The power of the correction, or why Jonathan Chait’s “point” doesn’t “stand”

Jonathan Chait is mad at Harper’s because the Putin-loving (?) lefties over there aren’t making any damn sense:

Bromwich explains that the campaign to defame Putin reached its nadir when Obama’s minions descended upon Putin’s own country to arm his enemies with cookies:

When Nuland appeared in Kiev to hand out cookies to the anti-Russian protesters, it was as if a Russian operative had arrived to cheer a mass of anti-American protesters in Baja California.

Right, it’s exactly as if Russian operatives had come to greet anti-American protesters in California. Except there aren’t anti-American protesters in California, largely because California is part of the United States of America. Kiev, on the other hand, is not part of Russia. It is part of Ukraine, which is a sovereign state.

It’s possible you’ve already spotted where Chait would later have to correct himself, but if not, here’s his correction:

*Update: I completely skipped over the “Baja” part of the sentence, which obviously changes the meaning, since Baja is part of Mexico, not the United States. Still, the point stands that there are not anti-American protests in Baja because the U.S. is not threatening to invade and annex it, whereas Russia is threatening to invade and annex more of Ukraine. Apologies for the hasty error.

Oops. This is kind of a big “hasty error,” no?
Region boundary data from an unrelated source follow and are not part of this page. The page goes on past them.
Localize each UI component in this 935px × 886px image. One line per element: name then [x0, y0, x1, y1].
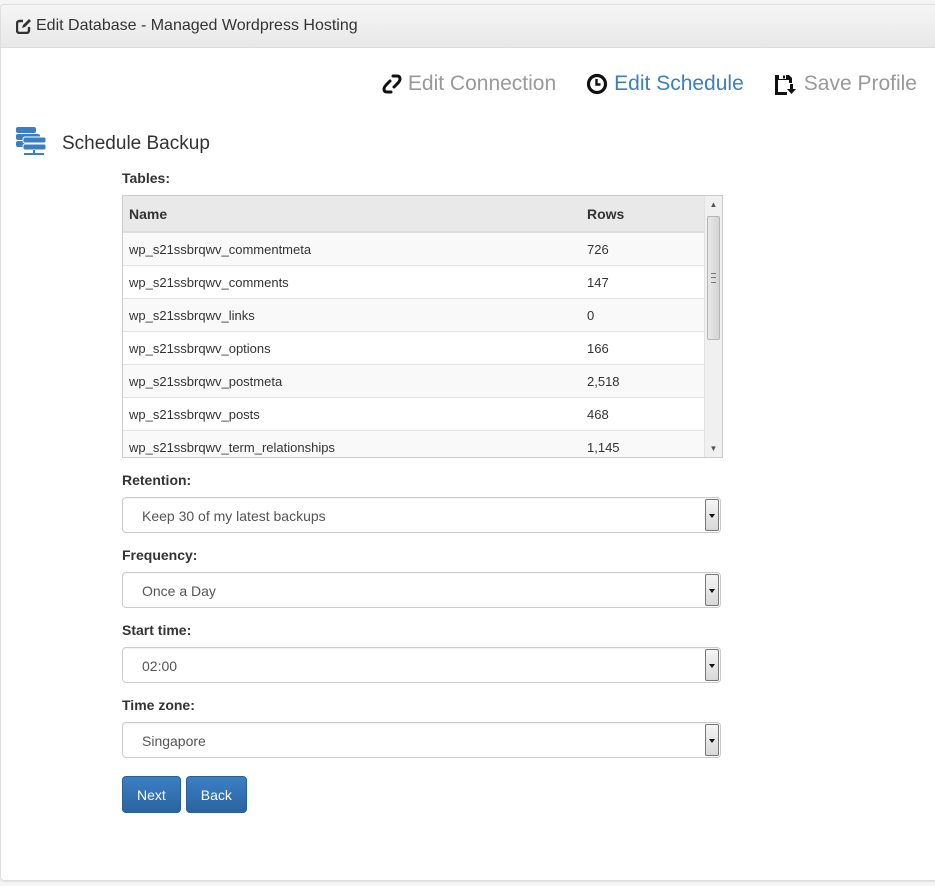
- table-name-cell: wp_s21ssbrqwv_postmeta: [123, 364, 581, 398]
- table-row[interactable]: wp_s21ssbrqwv_options 166: [123, 331, 705, 365]
- start-time-value: 02:00: [142, 658, 178, 674]
- table-name-cell: wp_s21ssbrqwv_posts: [123, 397, 581, 431]
- form-actions: Next Back: [122, 776, 722, 813]
- scrollbar-thumb[interactable]: [707, 216, 720, 340]
- edit-icon: [15, 18, 32, 35]
- time-zone-value: Singapore: [142, 733, 206, 749]
- save-profile-tab[interactable]: Save Profile: [774, 72, 917, 96]
- panel-heading: Edit Database - Managed Wordpress Hostin…: [1, 5, 935, 48]
- table-row[interactable]: wp_s21ssbrqwv_postmeta 2,518: [123, 364, 705, 398]
- table-row[interactable]: wp_s21ssbrqwv_comments 147: [123, 265, 705, 299]
- table-rows-cell: 468: [581, 397, 705, 431]
- table-name-cell: wp_s21ssbrqwv_comments: [123, 265, 581, 299]
- retention-label: Retention:: [122, 472, 192, 488]
- toolbar: Edit Connection Edit Schedule Save Profi…: [382, 72, 917, 96]
- time-zone-label: Time zone:: [122, 697, 195, 713]
- table-header-row: Name Rows: [123, 196, 705, 233]
- back-button[interactable]: Back: [185, 776, 247, 813]
- table-row[interactable]: wp_s21ssbrqwv_links 0: [123, 298, 705, 332]
- panel-title: Edit Database - Managed Wordpress Hostin…: [36, 17, 358, 34]
- schedule-form: Tables: Name Rows wp_s21ssbrqwv_commentm…: [122, 170, 723, 813]
- column-header-rows[interactable]: Rows: [581, 196, 705, 233]
- retention-value: Keep 30 of my latest backups: [142, 508, 326, 524]
- table-name-cell: wp_s21ssbrqwv_options: [123, 331, 581, 365]
- edit-schedule-label: Edit Schedule: [614, 72, 744, 95]
- frequency-select[interactable]: Once a Day: [122, 572, 721, 608]
- table-rows-cell: 726: [581, 231, 705, 266]
- clock-icon: [586, 73, 608, 95]
- chevron-down-icon[interactable]: [705, 574, 719, 606]
- table-row[interactable]: wp_s21ssbrqwv_commentmeta 726: [123, 231, 705, 266]
- scroll-down-arrow-icon[interactable]: ▼: [705, 440, 722, 457]
- time-zone-select[interactable]: Singapore: [122, 722, 721, 758]
- section-title: Schedule Backup: [62, 133, 210, 154]
- table-rows-cell: 1,145: [581, 430, 705, 457]
- table-name-cell: wp_s21ssbrqwv_term_relationships: [123, 430, 581, 457]
- table-rows-cell: 0: [581, 298, 705, 332]
- column-header-name[interactable]: Name: [123, 196, 581, 233]
- table-name-cell: wp_s21ssbrqwv_links: [123, 298, 581, 332]
- frequency-value: Once a Day: [142, 583, 216, 599]
- table-scrollbar[interactable]: ▲ ▼: [704, 196, 722, 457]
- table-rows-cell: 147: [581, 265, 705, 299]
- table-rows-cell: 2,518: [581, 364, 705, 398]
- retention-select[interactable]: Keep 30 of my latest backups: [122, 497, 721, 533]
- frequency-label: Frequency:: [122, 547, 198, 563]
- edit-schedule-tab[interactable]: Edit Schedule: [586, 72, 744, 96]
- scroll-up-arrow-icon[interactable]: ▲: [705, 196, 722, 213]
- save-profile-label: Save Profile: [803, 72, 917, 95]
- save-icon: [774, 73, 798, 95]
- edit-connection-tab[interactable]: Edit Connection: [382, 72, 556, 96]
- table-name-cell: wp_s21ssbrqwv_commentmeta: [123, 231, 581, 266]
- start-time-select[interactable]: 02:00: [122, 647, 721, 683]
- chevron-down-icon[interactable]: [705, 724, 719, 756]
- chevron-down-icon[interactable]: [705, 499, 719, 531]
- tables-table: Name Rows wp_s21ssbrqwv_commentmeta 726 wp…: [123, 196, 705, 457]
- link-icon: [382, 73, 402, 95]
- chevron-down-icon[interactable]: [705, 649, 719, 681]
- table-row[interactable]: wp_s21ssbrqwv_posts 468: [123, 397, 705, 431]
- tables-label: Tables:: [122, 170, 170, 186]
- next-button[interactable]: Next: [122, 776, 181, 813]
- tables-list: Name Rows wp_s21ssbrqwv_commentmeta 726 wp…: [122, 195, 723, 458]
- server-icon: [14, 126, 62, 162]
- edit-connection-label: Edit Connection: [407, 72, 557, 95]
- table-row[interactable]: wp_s21ssbrqwv_term_relationships 1,145: [123, 430, 705, 457]
- start-time-label: Start time:: [122, 622, 192, 638]
- section-heading: Schedule Backup: [14, 126, 210, 162]
- table-rows-cell: 166: [581, 331, 705, 365]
The whole thrust of Chait’s heavy snarking up there was that “LOL, California is part of the US, moran!” when, in fact, the article he’s trying to snark wasn’t talking about “California,” but about “Baja California,” which is, you know, not part of the US. I’m not sure a defiant “the point stands” was the best way to approach things here.

The thing is that Chait is technically correct in one respect, that there are no major anti-American protests currently going on in Baja California (and kudos to him for getting that one narrow point right), but the whole thing has been totally lost in the online chortling over his inexplicable “Baja” gaffe. Lesson: be more careful before you go full snark on somebody else’s supposed errors!

On the other hand, though, Chait is also kind of full of crap, for a couple of reasons. First, at the time when Victoria Nuland showed up with boxes of Chips Ahoy for the crowds in Kiev, Ukraine was in the midst of the Euromaidan uprising, and Russia was not “threatening to invade and annex more of Ukraine.” The threats (and the eventual annexation of Crimea) didn’t come until after Euromaidan had overthrown President Viktor Yanukovych and replaced him with a government led by Victoria Nuland’s close neoliberal pal Arseniy Yatseniuk. Second, if we’re talking hypothetically, as Harper’s writer David Bromwich clearly seems to have been doing, then I think it’s fair to say that we’d be pretty put-out if a Russian official showed up at an anti-American protest in Baja California and handed out cookies to the protesters, don’t you? That seems a wee bit unnecessarily provocative to me.

Now, for all I know the rest of Bromwich’s piece is a laughably dumb apologia in defense of Vladimir Putin or something (though the piece is on Obama’s legacy, so I don’t see how that could be possible). Harper’s makes you pay for their stuff, and I’m not particularly interested in shelling out money I don’t have just to see where this one piece goes. What I do know, though, is that Chait’s attempt to point and laugh at Bromwich on this particular point has been pretty hilariously misguided.